Er saß sehr aufrecht im Sattel. Die Lanze blieb auf dem Rücken, aber in der Rechten hielt er den kleinen, kräftigen Hornbogen der Wagenvölker, und am Sattel befand sich ein lackierter, rechteckiger Köcher, der bis zu vierzig Pfeilen enthalten konnte. Am Sattel hing auch ein zusammengerolltes Lasso aus geflochtenem Boskleder, und auf der anderen Seite eine lange Bola mit drei Gewichten, die für die Jagd auf Tumits und Menschen bestimmt ist; am eigentlichen Sattel, und zwar auf der rechten Seite, was darauf hindeutete, daß der Reiter Rechtshänder war, befanden sich die sieben Scheiden für die fast legendären Quivas, die ausbalancierten Sattelmesser der Prärie. Es hieß, daß die Nachkommen der Wagenvölker im Gebrauch des Bogens, der Quiva und der Lanze unterwiesen wurden, noch ehe sie einen Namen erhielten.

Die Wagenvölker führten oft Krieg untereinander, aber einmal in zehn Jahren kommen alle Völker zusammen, und in diesem Jahr war es wieder soweit. Bei den Wagenvölkern heißt diese Zeit das Omenjahr, obwohl es sich dabei nicht um ein ganzes Jahr, sondern nur um eine Jahreszeit handelt. Die Wagenvölker rechnen das Jahr von der Zeit des Schnees bis zur Zeit des Schnees; das Omenjahr dauert mehrere Monate und besteht aus drei Phasen — der Passage von Turia, die im Herbst stattfindet, aus dem Überwintern, das nördlich von Turia und südlich des Cartius stattfindet, wobei der Äquator in dieser Hemisphäre natürlich im Norden liegt; und aus der Rückkehr nach Turia im Frühling oder, wie die Wagenvölker sagen, zur Zeit des Kurzen Grases. Nahe der Stadt Turia, im Frühling, wird das Omenjahr dann abgeschlossen; dort werden die Omen ausgesprochen, gewöhnlich von mehreren hundert Haruspexen, die Boskblut und Verrleber lesen, um zu bestimmen, ob die Zeichen günstig stehen für die Wahl eines Ubar San, eines Hohen Ubar für alle Wagenvölker.

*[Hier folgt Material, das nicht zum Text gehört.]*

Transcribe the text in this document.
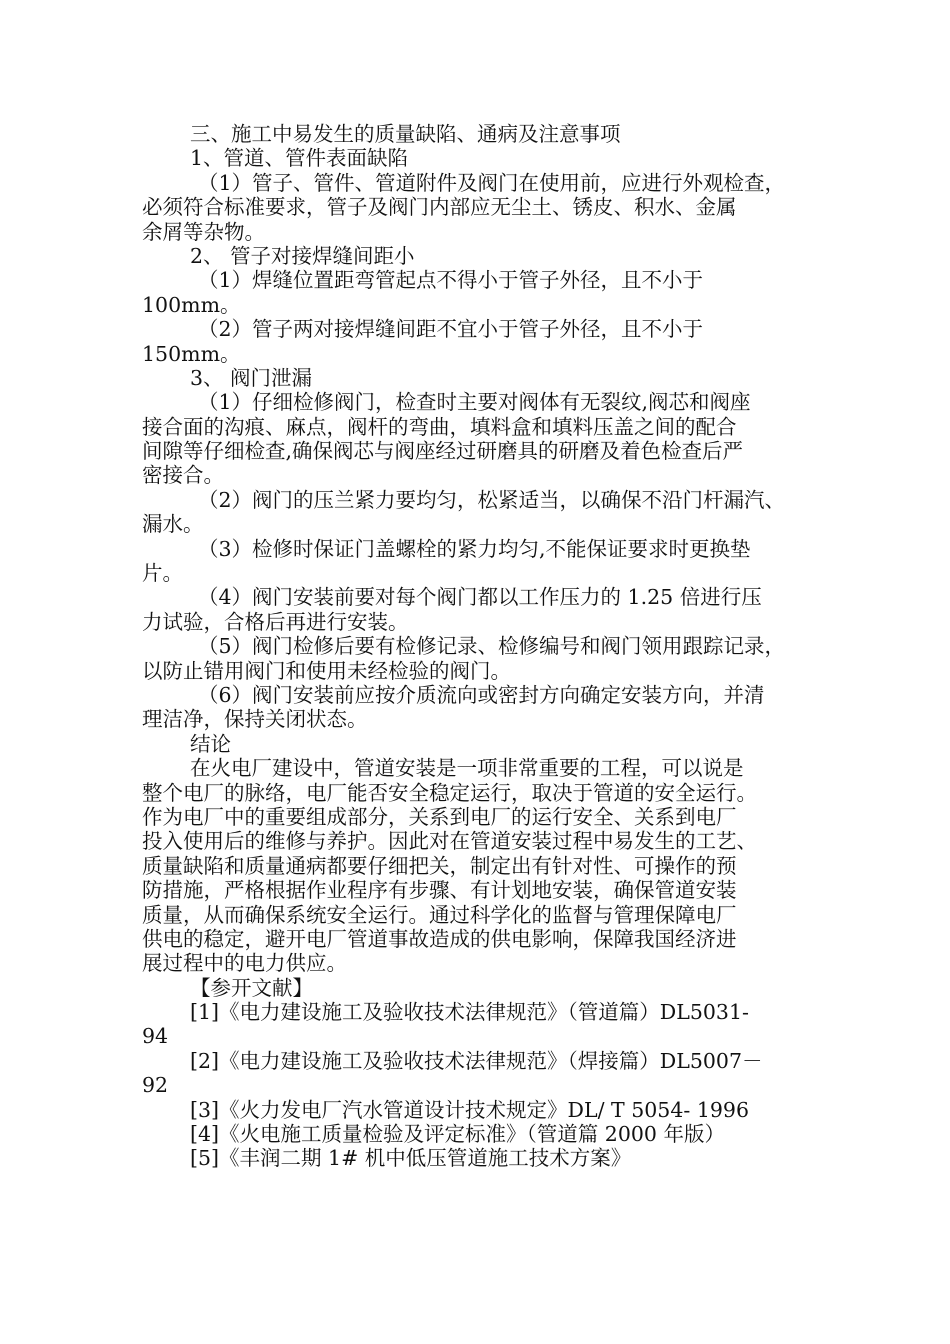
三、施工中易发生的质量缺陷、通病及注意事项
1、管道、管件表面缺陷
（1）管子、管件、管道附件及阀门在使用前，应进行外观检查，
必须符合标准要求，管子及阀门内部应无尘土、锈皮、积水、金属
余屑等杂物。
2、 管子对接焊缝间距小
（1）焊缝位置距弯管起点不得小于管子外径，且不小于
100mm。
（2）管子两对接焊缝间距不宜小于管子外径，且不小于
150mm。
3、 阀门泄漏
（1）仔细检修阀门，检查时主要对阀体有无裂纹,阀芯和阀座
接合面的沟痕、麻点，阀杆的弯曲，填料盒和填料压盖之间的配合
间隙等仔细检查,确保阀芯与阀座经过研磨具的研磨及着色检查后严
密接合。
（2）阀门的压兰紧力要均匀，松紧适当，以确保不沿门杆漏汽、
漏水。
（3）检修时保证门盖螺栓的紧力均匀,不能保证要求时更换垫
片。
（4）阀门安装前要对每个阀门都以工作压力的 1.25 倍进行压
力试验，合格后再进行安装。
（5）阀门检修后要有检修记录、检修编号和阀门领用跟踪记录，
以防止错用阀门和使用未经检验的阀门。
（6）阀门安装前应按介质流向或密封方向确定安装方向，并清
理洁净，保持关闭状态。
结论
在火电厂建设中，管道安装是一项非常重要的工程，可以说是
整个电厂的脉络，电厂能否安全稳定运行，取决于管道的安全运行。
作为电厂中的重要组成部分，关系到电厂的运行安全、关系到电厂
投入使用后的维修与养护。因此对在管道安装过程中易发生的工艺、
质量缺陷和质量通病都要仔细把关，制定出有针对性、可操作的预
防措施，严格根据作业程序有步骤、有计划地安装，确保管道安装
质量，从而确保系统安全运行。通过科学化的监督与管理保障电厂
供电的稳定，避开电厂管道事故造成的供电影响，保障我国经济进
展过程中的电力供应。
【参开文献】
[1]《电力建设施工及验收技术法律规范》（管道篇）DL5031-
94
[2]《电力建设施工及验收技术法律规范》（焊接篇）DL5007－
92
[3]《火力发电厂汽水管道设计技术规定》DL/ T 5054- 1996
[4]《火电施工质量检验及评定标准》（管道篇 2000 年版）
[5]《丰润二期 1# 机中低压管道施工技术方案》
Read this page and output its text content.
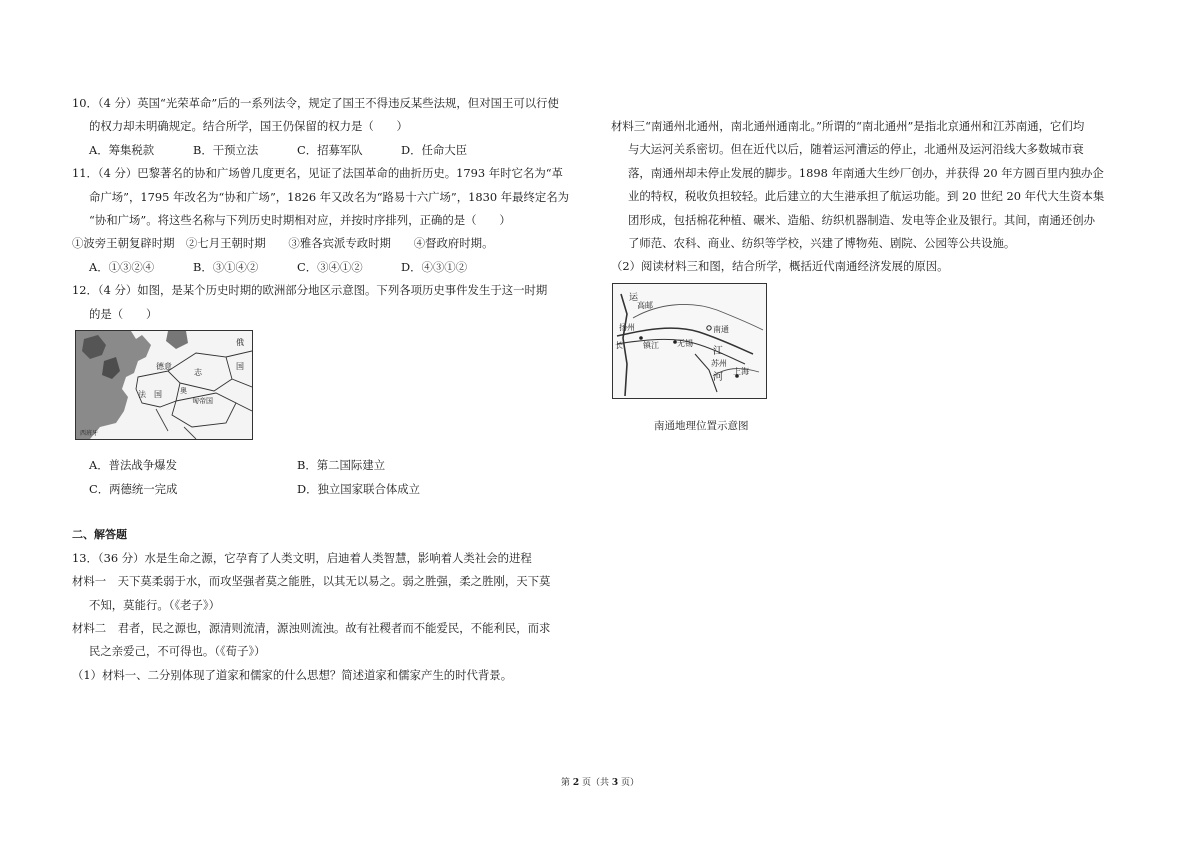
10．（4 分）英国“光荣革命”后的一系列法令，规定了国王不得违反某些法规，但对国王可以行使
的权力却未明确规定。结合所学，国王仍保留的权力是（　　）
A．筹集税款	B．干预立法	C．招募军队	D．任命大臣
11．（4 分）巴黎著名的协和广场曾几度更名，见证了法国革命的曲折历史。1793 年时它名为“革
命广场”，1795 年改名为“协和广场”，1826 年又改名为“路易十六广场”，1830 年最终定名为
“协和广场”。将这些名称与下列历史时期相对应，并按时序排列，正确的是（　　）
①波旁王朝复辟时期　②七月王朝时期　　③雅各宾派专政时期　　④督政府时期。
A．①③②④	B．③①④②	C．③④①②	D．④③①②
12．（4 分）如图，是某个历史时期的欧洲部分地区示意图。下列各项历史事件发生于这一时期
的是（　　）
德意
志
法　国	奥
匈帝国
俄
国
西班牙
A．普法战争爆发	B．第二国际建立
C．两德统一完成	D．独立国家联合体成立
二、解答题
13．（36 分）水是生命之源，它孕育了人类文明，启迪着人类智慧，影响着人类社会的进程
材料一　天下莫柔弱于水，而攻坚强者莫之能胜，以其无以易之。弱之胜强，柔之胜刚，天下莫
不知，莫能行。（《老子》）
材料二　君者，民之源也，源清则流清，源浊则流浊。故有社稷者而不能爱民，不能利民，而求
民之亲爱己，不可得也。（《荀子》）
（1）材料一、二分别体现了道家和儒家的什么思想？简述道家和儒家产生的时代背景。
材料三“南通州北通州，南北通州通南北。”所谓的“南北通州”是指北京通州和江苏南通，它们均
与大运河关系密切。但在近代以后，随着运河漕运的停止，北通州及运河沿线大多数城市衰
落，南通州却未停止发展的脚步。1898 年南通大生纱厂创办，并获得 20 年方圆百里内独办企
业的特权，税收负担较轻。此后建立的大生港承担了航运功能。到 20 世纪 20 年代大生资本集
团形成，包括棉花种植、碾米、造船、纺织机器制造、发电等企业及银行。其间，南通还创办
了师范、农科、商业、纺织等学校，兴建了博物苑、剧院、公园等公共设施。
（2）阅读材料三和图，结合所学，概括近代南通经济发展的原因。
运
高邮
扬州
长	镇江
南通
无锡
江
苏州
河
上海
南通地理位置示意图
第 2 页（共 3 页）
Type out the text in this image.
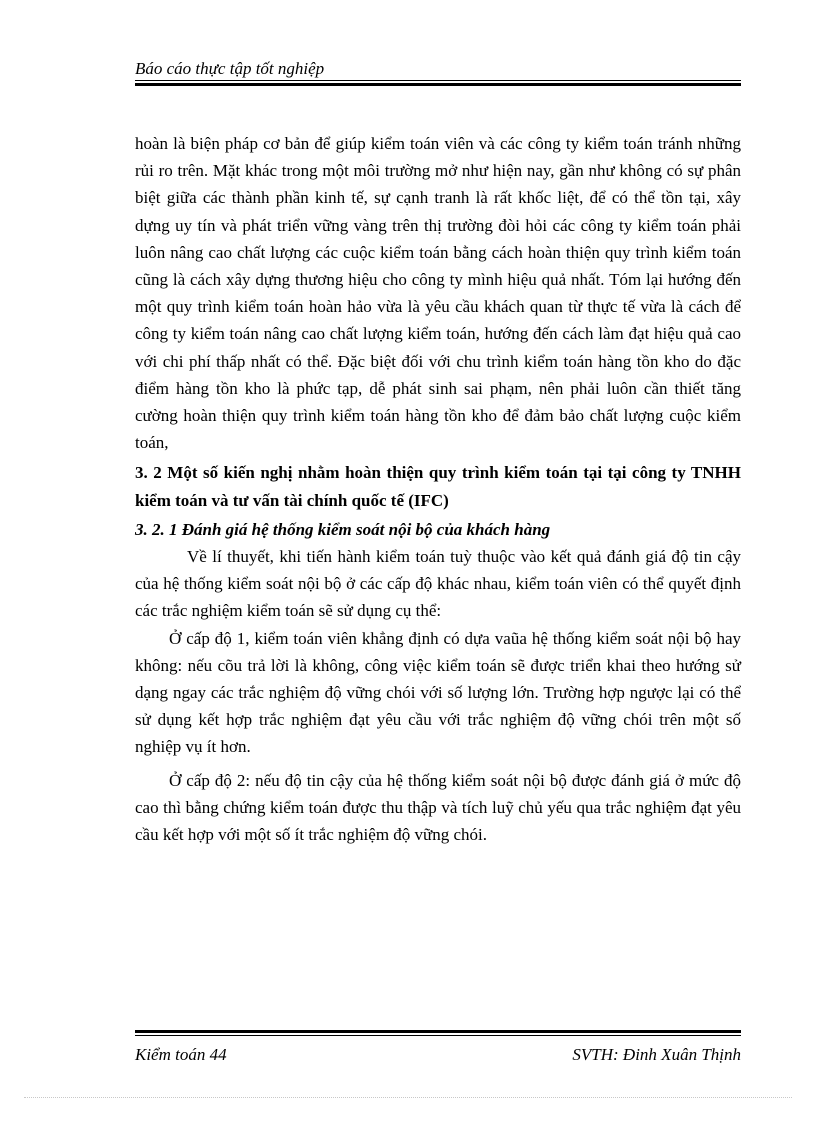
Báo cáo thực tập tốt nghiệp

hoàn là biện pháp cơ bản để giúp kiểm toán viên và các công ty kiểm toán tránh những rủi ro trên. Mặt khác trong một môi trường mở như hiện nay, gần như không có sự phân biệt giữa các thành phần kinh tế, sự cạnh tranh là rất khốc liệt, để có thể tồn tại, xây dựng uy tín và phát triển vững vàng trên thị trường đòi hỏi các công ty kiểm toán phải luôn nâng cao chất lượng các cuộc kiểm toán bằng cách hoàn thiện quy trình kiểm toán cũng là cách xây dựng thương hiệu cho công ty mình hiệu quả nhất. Tóm lại hướng đến một quy trình kiểm toán hoàn hảo vừa là yêu cầu khách quan từ thực tế vừa là cách để công ty kiểm toán nâng cao chất lượng kiểm toán, hướng đến cách làm đạt hiệu quả cao với chi phí thấp nhất có thể. Đặc biệt đối với chu trình kiểm toán hàng tồn kho do đặc điểm hàng tồn kho là phức tạp, dễ phát sinh sai phạm, nên phải luôn cần thiết tăng cường hoàn thiện quy trình kiểm toán hàng tồn kho để đảm bảo chất lượng cuộc kiểm toán,

3. 2 Một số kiến nghị nhằm hoàn thiện quy trình kiểm toán tại tại công ty TNHH kiểm toán và tư vấn tài chính quốc tế (IFC)

3. 2. 1 Đánh giá hệ thống kiểm soát nội bộ của khách hàng

Về lí thuyết, khi tiến hành kiểm toán tuỳ thuộc vào kết quả đánh giá độ tin cậy của hệ thống kiểm soát nội bộ ở các cấp độ khác nhau, kiểm toán viên có thể quyết định các trắc nghiệm kiểm toán sẽ sử dụng cụ thể:

Ở cấp độ 1, kiểm toán viên khẳng định có dựa vaũa hệ thống kiểm soát nội bộ hay không: nếu cõu trả lời là không, công việc kiểm toán sẽ được triển khai theo hướng sử dạng ngay các trắc nghiệm độ vững chói với số lượng lớn. Trường hợp ngược lại có thể sử dụng kết hợp trắc nghiệm đạt yêu cầu với trắc nghiệm độ vững chói trên một số nghiệp vụ ít hơn.

Ở cấp độ 2: nếu độ tin cậy của hệ thống kiểm soát nội bộ được đánh giá ở mức độ cao thì bằng chứng kiểm toán được thu thập và tích luỹ chủ yếu qua trắc nghiệm đạt yêu cầu kết hợp với một số ít trắc nghiệm độ vững chói.

Kiểm toán 44	SVTH: Đinh Xuân Thịnh
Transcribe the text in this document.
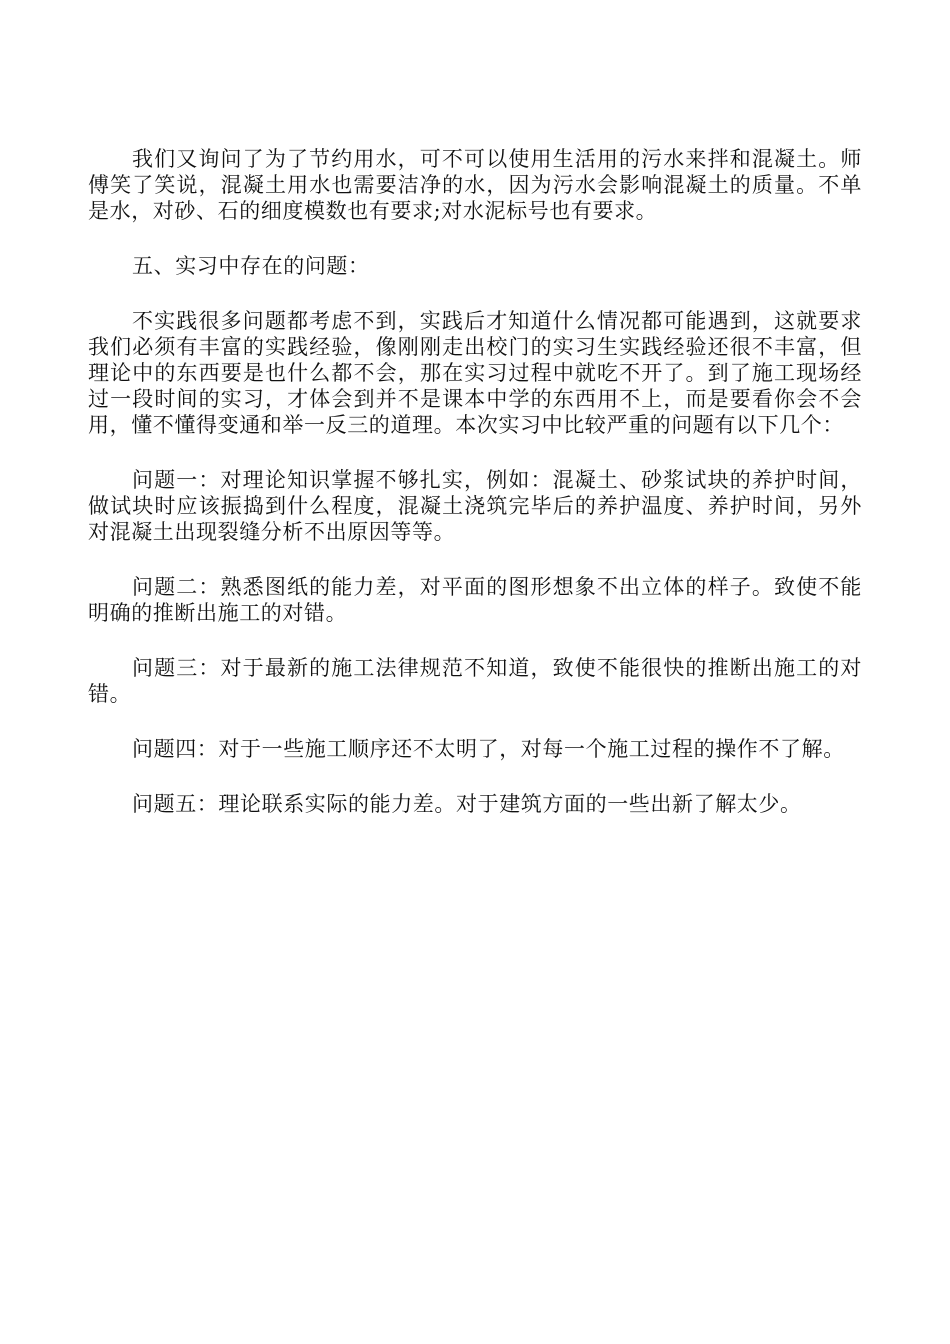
我们又询问了为了节约用水，可不可以使用生活用的污水来拌和混凝土。师傅笑了笑说，混凝土用水也需要洁净的水，因为污水会影响混凝土的质量。不单是水，对砂、石的细度模数也有要求;对水泥标号也有要求。

五、实习中存在的问题：

不实践很多问题都考虑不到，实践后才知道什么情况都可能遇到，这就要求我们必须有丰富的实践经验，像刚刚走出校门的实习生实践经验还很不丰富，但理论中的东西要是也什么都不会，那在实习过程中就吃不开了。到了施工现场经过一段时间的实习，才体会到并不是课本中学的东西用不上，而是要看你会不会用，懂不懂得变通和举一反三的道理。本次实习中比较严重的问题有以下几个：

问题一：对理论知识掌握不够扎实，例如：混凝土、砂浆试块的养护时间，做试块时应该振捣到什么程度，混凝土浇筑完毕后的养护温度、养护时间，另外对混凝土出现裂缝分析不出原因等等。

问题二：熟悉图纸的能力差，对平面的图形想象不出立体的样子。致使不能明确的推断出施工的对错。

问题三：对于最新的施工法律规范不知道，致使不能很快的推断出施工的对错。

问题四：对于一些施工顺序还不太明了，对每一个施工过程的操作不了解。

问题五：理论联系实际的能力差。对于建筑方面的一些出新了解太少。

Wie ich gehörte hatte, waren die Omen jedoch seit über hundert Jahren nicht mehr günstig gewesen. Ich vermutete, daß dies an den Feindseligkeiten und Streitereien zwischen den Völkern liegen mochte, die eigentlich gar keine Einigkeit wollten. Die Haruspexe mußten sich dieser Tatsache bewußt sein. Außerdem wäre es für Turia oder die anderen Städte im Norden nicht gut gewesen, wenn sich die isolierten wilden Völker der Ebenen unter einem Banner vereint und ihre Herden nach Norden getrieben hätten — aus den trockenen Ebenen auf die saftigeren Weiden der Täler des östlichen Cartius und vielleicht sogar weiter den Vosk hinauf.

Vor tausend Jahren, so hieß es, hatten die Wagenvölker schon einmal Tod und Vernichtung bis vor die Tore Ars und Ko-ro-bas getragen.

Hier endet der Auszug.